The East-West Railway, Venezuela is a project to connect the east and the west of Venezuela by a route running south of the Venezuelan Coastal Range. Transporting both cargo and passengers, it would help to unite the country, strengthening links between cities the railway passes through, by connecting the East, West, Central West and Central South forming an interconnecting matrix of transport links.

In the 1990s the State Railways Institution had plans for many new sections of railway (see map in that article), including these -

==Section: Maturín - Anaco - Zaraza - Valle de la Pascua - Calabozo==

(Length: 470 km) This section supports agricultural development, cattle and industrial areas, as well as bringing important changes to the economy, populous areas, allowing better use to take advantage of the network of main roads and layout of land. Also, it meets requirements of both cargo and passenger transport.

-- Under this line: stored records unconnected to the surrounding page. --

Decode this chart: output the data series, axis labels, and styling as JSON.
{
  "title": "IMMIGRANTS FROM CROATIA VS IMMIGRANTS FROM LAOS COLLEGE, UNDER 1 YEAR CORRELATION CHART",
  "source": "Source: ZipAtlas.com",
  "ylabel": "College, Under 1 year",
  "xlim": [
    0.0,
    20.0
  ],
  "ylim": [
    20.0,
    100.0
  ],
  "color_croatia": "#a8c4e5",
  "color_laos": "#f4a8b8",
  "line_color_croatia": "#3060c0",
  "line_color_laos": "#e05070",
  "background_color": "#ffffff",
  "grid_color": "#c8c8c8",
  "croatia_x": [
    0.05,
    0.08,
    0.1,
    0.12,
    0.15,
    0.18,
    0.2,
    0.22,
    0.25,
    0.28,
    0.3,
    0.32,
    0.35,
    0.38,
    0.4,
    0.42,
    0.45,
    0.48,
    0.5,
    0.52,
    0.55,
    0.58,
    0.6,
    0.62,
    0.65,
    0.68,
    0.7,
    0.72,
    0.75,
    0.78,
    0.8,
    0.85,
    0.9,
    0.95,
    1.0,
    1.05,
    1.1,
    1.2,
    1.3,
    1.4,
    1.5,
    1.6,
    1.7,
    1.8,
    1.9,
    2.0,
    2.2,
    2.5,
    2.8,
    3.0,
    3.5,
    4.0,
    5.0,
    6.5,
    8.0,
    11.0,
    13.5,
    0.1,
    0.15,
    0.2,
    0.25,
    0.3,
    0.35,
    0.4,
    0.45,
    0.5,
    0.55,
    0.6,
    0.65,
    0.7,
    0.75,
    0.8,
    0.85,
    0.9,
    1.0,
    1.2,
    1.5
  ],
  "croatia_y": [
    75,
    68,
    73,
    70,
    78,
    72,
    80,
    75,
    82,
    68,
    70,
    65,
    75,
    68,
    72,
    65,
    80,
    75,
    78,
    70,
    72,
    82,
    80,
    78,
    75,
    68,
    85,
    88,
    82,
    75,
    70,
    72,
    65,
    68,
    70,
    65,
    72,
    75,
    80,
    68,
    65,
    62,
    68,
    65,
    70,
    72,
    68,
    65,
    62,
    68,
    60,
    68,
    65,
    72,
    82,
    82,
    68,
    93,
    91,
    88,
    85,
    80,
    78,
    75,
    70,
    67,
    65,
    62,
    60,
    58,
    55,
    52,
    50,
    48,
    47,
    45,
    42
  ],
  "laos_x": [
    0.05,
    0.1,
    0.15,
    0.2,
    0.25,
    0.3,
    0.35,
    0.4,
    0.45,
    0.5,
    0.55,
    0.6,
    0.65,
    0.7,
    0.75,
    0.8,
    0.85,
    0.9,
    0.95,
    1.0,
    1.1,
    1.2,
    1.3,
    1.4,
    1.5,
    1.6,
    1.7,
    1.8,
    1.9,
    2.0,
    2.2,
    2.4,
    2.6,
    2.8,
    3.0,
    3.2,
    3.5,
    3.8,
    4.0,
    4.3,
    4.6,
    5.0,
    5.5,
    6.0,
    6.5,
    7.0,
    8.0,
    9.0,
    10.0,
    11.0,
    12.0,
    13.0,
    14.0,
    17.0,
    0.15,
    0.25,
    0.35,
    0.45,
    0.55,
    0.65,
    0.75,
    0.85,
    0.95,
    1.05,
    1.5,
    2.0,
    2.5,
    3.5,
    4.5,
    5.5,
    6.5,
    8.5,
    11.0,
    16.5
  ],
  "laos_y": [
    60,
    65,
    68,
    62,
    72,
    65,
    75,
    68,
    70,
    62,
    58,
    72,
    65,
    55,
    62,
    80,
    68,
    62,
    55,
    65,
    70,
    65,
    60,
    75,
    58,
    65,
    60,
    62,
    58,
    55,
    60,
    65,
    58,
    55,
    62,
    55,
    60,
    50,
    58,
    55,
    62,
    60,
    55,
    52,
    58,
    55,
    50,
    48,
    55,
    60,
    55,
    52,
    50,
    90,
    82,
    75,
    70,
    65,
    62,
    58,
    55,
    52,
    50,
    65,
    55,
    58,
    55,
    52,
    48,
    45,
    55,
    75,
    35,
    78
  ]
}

==Section: Turén - El Baúl - Calabozo==

(Length: 210 km) The construction and operation of the railway section to find another route to provide development to influential areas next to the rivers Orinoco and Apure, through the identification, promotion and organisation of a series of productive and social activities. The aim is to occupy more land and to bring about further trade.

== Tinaco-Anaco railway ==
As part of a National Rail Development Plan, most of the East-West railway was incorporated in a planned standard gauge 290 mi Tinaco-Anaco railway, inaugurated with Chinese funding in 2009. About a fifth of the work had been done by 2012. However, it appears construction stalled in 2013, though the route remains on the State Railways Institution's map of railways under construction.